GPS Tracking with the Garmin 60C Series

The M7 GX series of GPS transponders may be directly connected to a Garmin 60C series of hand-held GPSs.  All members of the Garmin 60C family have an RS232 option that is compatible with NMEA 0183 messages.  This allows them to be used with Raveon’s RavTrack series of GPS radio transponders to make a complete GPS tracking system.

When connected to the M7 GPS radio transponder or the Atlas PLPersonal Locator, the Garmin’s map will show the location of all of the the user PLUS the location of all other transponders within radio range.  This unique feature allows one to quickly, easily, and inexpensively, make a portable AVL system for tracking cars, trucks, racecars, construction equipment, or any thing Raveon’s M7 GX or Atlas PL transponder may be installed on.

The Garmin 60C series of hand-held GPSs have built-in interfaces for a “NMEA 0183″ devices, which is another way of saying that they can connect to other devices using a serial cable.   The NMEA 0183 is an RS232 serial connection that typically operates at 4800 baud.  It is used to exchange way-point and other information between displays, GPS devices, and transponders.

When Raveon’s M7 GX transponder is connected to the Garmin display using the NMEA 0183 connection, the GPS radio transponder can put icons on the screen of the Garmin display.  As the transponder receives updated positions from other vehicles, it updates the position of the tracked vehicle icons on the Garmin’s display.

Garmin 60C, 60CS, 60Cx Wiring

From the Garmin technical manual, here is how their NMEA 0183 interface works:

NMEA 0183 Cable Connections

NMEA 0183 is a standard communications format for marine electronic equipment. For example, an autopilot can connect to the NMEA interface on the Garmin 60C and receive positioning information.  The Garmin 60C series can exchange information with any device that transmits or receives NMEA 0183 data.  See the following diagram for general wiring connections. Read yourother product’s owner’s manual for more wiring information.

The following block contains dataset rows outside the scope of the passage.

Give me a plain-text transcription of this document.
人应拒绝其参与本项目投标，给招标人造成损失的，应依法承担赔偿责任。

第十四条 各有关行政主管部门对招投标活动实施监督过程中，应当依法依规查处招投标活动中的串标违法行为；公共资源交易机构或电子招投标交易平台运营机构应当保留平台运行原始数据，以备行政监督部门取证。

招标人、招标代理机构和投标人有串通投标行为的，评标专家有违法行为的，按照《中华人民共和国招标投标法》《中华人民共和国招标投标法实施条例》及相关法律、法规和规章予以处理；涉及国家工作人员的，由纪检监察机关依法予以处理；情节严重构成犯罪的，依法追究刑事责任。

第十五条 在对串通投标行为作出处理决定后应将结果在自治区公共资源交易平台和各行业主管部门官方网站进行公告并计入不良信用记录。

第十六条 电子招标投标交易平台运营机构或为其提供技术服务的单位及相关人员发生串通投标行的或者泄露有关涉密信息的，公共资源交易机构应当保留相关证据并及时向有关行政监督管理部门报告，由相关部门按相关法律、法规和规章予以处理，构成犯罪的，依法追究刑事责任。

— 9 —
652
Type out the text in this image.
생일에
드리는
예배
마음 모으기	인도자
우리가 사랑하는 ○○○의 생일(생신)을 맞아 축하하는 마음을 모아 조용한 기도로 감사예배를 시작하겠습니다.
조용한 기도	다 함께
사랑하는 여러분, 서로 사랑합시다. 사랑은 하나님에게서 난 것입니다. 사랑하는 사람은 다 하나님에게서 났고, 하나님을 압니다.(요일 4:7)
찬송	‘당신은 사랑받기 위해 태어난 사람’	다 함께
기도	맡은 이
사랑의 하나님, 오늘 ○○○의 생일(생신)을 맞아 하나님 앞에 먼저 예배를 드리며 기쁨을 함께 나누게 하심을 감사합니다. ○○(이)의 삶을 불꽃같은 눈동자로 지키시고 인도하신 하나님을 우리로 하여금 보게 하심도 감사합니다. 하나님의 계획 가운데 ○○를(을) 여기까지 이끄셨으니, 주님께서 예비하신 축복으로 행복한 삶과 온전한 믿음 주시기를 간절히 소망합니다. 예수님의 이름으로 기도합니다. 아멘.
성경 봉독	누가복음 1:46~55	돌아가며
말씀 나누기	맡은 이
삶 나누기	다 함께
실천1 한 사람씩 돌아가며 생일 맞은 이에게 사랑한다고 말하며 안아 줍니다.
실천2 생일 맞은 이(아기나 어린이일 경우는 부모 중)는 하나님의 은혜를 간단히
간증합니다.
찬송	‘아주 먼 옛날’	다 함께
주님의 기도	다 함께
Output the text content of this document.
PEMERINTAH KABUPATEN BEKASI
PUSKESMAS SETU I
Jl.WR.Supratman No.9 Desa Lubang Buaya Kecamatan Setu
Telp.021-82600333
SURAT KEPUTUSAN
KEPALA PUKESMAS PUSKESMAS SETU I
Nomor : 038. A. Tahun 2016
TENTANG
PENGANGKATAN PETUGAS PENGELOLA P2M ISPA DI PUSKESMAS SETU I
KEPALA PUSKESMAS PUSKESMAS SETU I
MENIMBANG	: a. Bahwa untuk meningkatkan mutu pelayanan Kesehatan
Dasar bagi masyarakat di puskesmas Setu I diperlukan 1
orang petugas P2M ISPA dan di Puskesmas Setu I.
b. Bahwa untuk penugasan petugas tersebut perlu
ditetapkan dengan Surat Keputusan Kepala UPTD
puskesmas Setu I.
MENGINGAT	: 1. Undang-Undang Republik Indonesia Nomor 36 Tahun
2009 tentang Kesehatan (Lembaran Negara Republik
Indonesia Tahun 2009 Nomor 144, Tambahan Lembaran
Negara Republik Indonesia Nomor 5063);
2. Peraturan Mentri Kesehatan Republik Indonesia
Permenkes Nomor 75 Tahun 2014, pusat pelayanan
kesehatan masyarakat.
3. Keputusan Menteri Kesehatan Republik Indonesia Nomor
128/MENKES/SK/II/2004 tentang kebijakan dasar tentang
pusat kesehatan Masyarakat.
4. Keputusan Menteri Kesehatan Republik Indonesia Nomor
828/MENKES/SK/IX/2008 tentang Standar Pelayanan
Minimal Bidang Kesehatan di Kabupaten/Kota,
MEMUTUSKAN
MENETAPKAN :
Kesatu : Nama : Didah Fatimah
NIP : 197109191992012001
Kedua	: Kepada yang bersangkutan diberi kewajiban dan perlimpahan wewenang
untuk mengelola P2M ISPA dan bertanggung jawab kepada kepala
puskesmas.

NMEA 0183 Wiring  (Data cable)

Wiring the Serial Cable

The Garmin’s “Data Cable” must be connected to the M7 GPS transponder (or Atlas OL).  This connection will allow the M7 to put icons on the screen of the Garmin display, showing the location of other tracked vehicles.  The Raveon M7 GPS transponder uses a 9-pin “DB9″ connector to connect to the Garmin.  Solder the Garmin data cable wires onto a DB9 connector and plug the DB9 into the M7 transponder as shown below:

Connect the white wire(serial data from M7 into Garmin) from the Garmin’s Serial Cable goes to pin 2 of the M7′s RS232 DB9 connector.  You do not need to connect the brown wire(serial data from Garmin), so you can trim it off.  Connect the shield braid of the Garmin Serial Cable to pin 5 of the DB9.  The red wire optionally can connect to pin 9 of the Raveon GPS transponder’s DB9 to power the Garmin from the DC source that powers the M7.

If you do not wire your own cable, but instead use Garmin’s RS232 serial cable, you will need to connect the Garmin’s RS232 cable to the M7 GPS transponder using a “NULL Modem” adaptor.

Configuring the Garmin

Set the NMEA communication of the Garmin to 4800 baud.

Configuring the M7 GX Transponder

Raveon has a designed the M7 GX transponder to work with Lowrance Display or any other NMEA 0183 display that can accept the “$GPWPL” NMEA message.   The $GPWPL is an industry standard message that the Lowrance displays and many other GPS displays interpret as a waypoint command.  The M7 GX outputs this $GPWPL message to put icons on the screen of the Lowarance, and to move the icons around on its screen.

To configure the M7 transponder to output the $GPWPL message, set the M7 GX to GPS mode 2.  To do this, put it into the configuration mode by send the +++ into the serial port.  The M7 will respond with an OK.  Type GPS 4 and press enter to put it into GPS 4 mode.  GPS 4 is the mode that causes the M7 GX to output $GPWPL messages whenever it receives a status/position message over the air.